Speaking about AI and automation, how do you perceive their impact on the workforce in terms of re-skilling or redeployment where necessary?

That’s a hard battle. It’s often not about technology. It’s often about people getting to know how to use these tools and then re-skilling and reorienting their thinking, and the processes. We faced this in the early years when we tried, for instance, to infuse AI in the account payables process. The problem was not about the accuracy of the AI tool. It was about the shift in mindset and the business process that had to be reinvented. We have handheld many clients to help understand how their business processes need to be new if they’re going to infuse AI.

I’ve seen this in operations–when we try to introduce an AI-based tool to help manage operations, companies had to change a lot of their management processes with New Age thinking before accepting algorithms. You must get them (managements) involved early on in the design process and tell them that this is going to be useful and have them as part of your journey as you design the UI (user interface).


In this context, what is your stance on AI and ethics in terms of integrating these into the design process itself?

Absolutely.

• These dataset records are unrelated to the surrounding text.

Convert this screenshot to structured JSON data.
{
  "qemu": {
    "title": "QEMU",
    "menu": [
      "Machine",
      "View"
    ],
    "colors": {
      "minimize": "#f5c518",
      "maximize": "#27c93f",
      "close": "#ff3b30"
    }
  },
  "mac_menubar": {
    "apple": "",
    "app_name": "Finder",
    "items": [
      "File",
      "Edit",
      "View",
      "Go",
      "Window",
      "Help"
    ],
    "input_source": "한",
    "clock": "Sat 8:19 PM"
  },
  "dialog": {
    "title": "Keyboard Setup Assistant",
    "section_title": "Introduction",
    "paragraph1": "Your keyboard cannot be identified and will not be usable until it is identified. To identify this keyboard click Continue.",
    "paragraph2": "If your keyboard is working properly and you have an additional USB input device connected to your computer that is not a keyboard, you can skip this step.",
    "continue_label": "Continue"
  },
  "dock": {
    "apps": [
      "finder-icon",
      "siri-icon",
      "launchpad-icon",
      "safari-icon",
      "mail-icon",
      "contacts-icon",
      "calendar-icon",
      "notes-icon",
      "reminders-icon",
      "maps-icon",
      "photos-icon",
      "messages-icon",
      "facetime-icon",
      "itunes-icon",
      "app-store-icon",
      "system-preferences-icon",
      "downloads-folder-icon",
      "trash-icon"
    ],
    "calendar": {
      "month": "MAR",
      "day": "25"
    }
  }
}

Ethics must be the underpinning of everything that we do build, launch, and ask others to use. That’s important for us. That’s really our third pillar–ethics must be woven, like you said, into the entire lifecycle. It cannot be an afterthought after you build the model.


On a different note, you were the first woman to head IBM Research in India. How has the journey been so far, and how would you define your leadership style, especially in these trying times when the Covid pandemic has engulfed the nation?

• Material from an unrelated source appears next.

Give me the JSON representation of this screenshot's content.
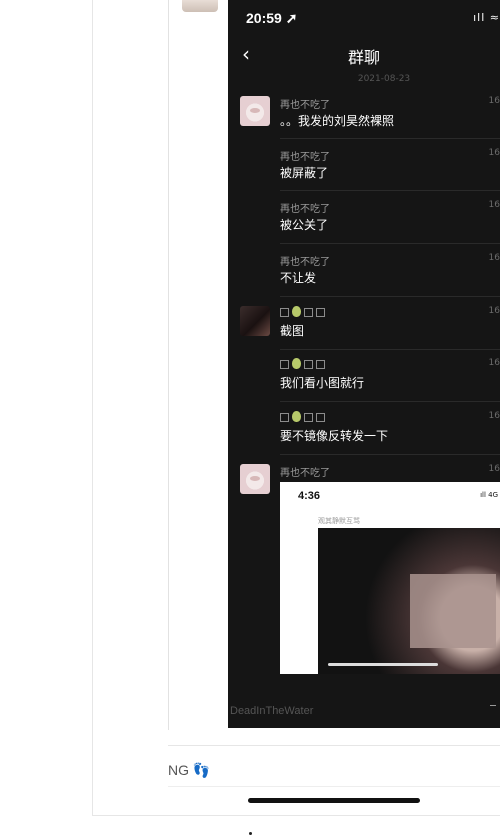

Of course, it was a big honour to lead IBM Research India. I absolutely cherish the role because I had the best minds to work with and (my role involved) channelizing them towards something that means value for IBM, for IBM clients and for our community. It’s been a wonderful experience. I think we got stuck with something (the Covid pandemic) that we had not anticipated, and there was no playbook to know how to lead a team and how to keep your team safe. We had to invent and innovate. It has been challenging. But I’m very hopeful that we will come out of it.
And technology has always as has played a major role to help accelerate (digital) transformation that otherwise would have taken 6-7 years. I think technology has been kind of keeping our lights on–we all switch to online working to deliver value to our clients with the bat of an eyelid. Even in the second wave, I think we’re continuing to see how technology can help supply demand how technology can help citizens and IBM.

As for my leadership style, it is really to be more hands-on to understand a problem area. It is also to always ask the question: How does it benefit my end customer? Have you created an algorithm to act faster? and What are the use cases? And then of course, I think empathy is at the core of it. That’s how I’ll describe myself.


I agree but the fact is that a CTO’s job has traditionally been a male bastion. How did you manage to break the chain?

I think that the problem is not that many women were not getting the right opportunity. Even though India has decent numbers for women in STEM, they need to do a PhD. It’s not mandatory, but you know, we need deep thinkers. We must fix it–that’s one of the challenges (and) we have (people like) Anita Borg doing so much good work in this area. I know, the gender gap report is depressing. But I think that we’re at least making a dent.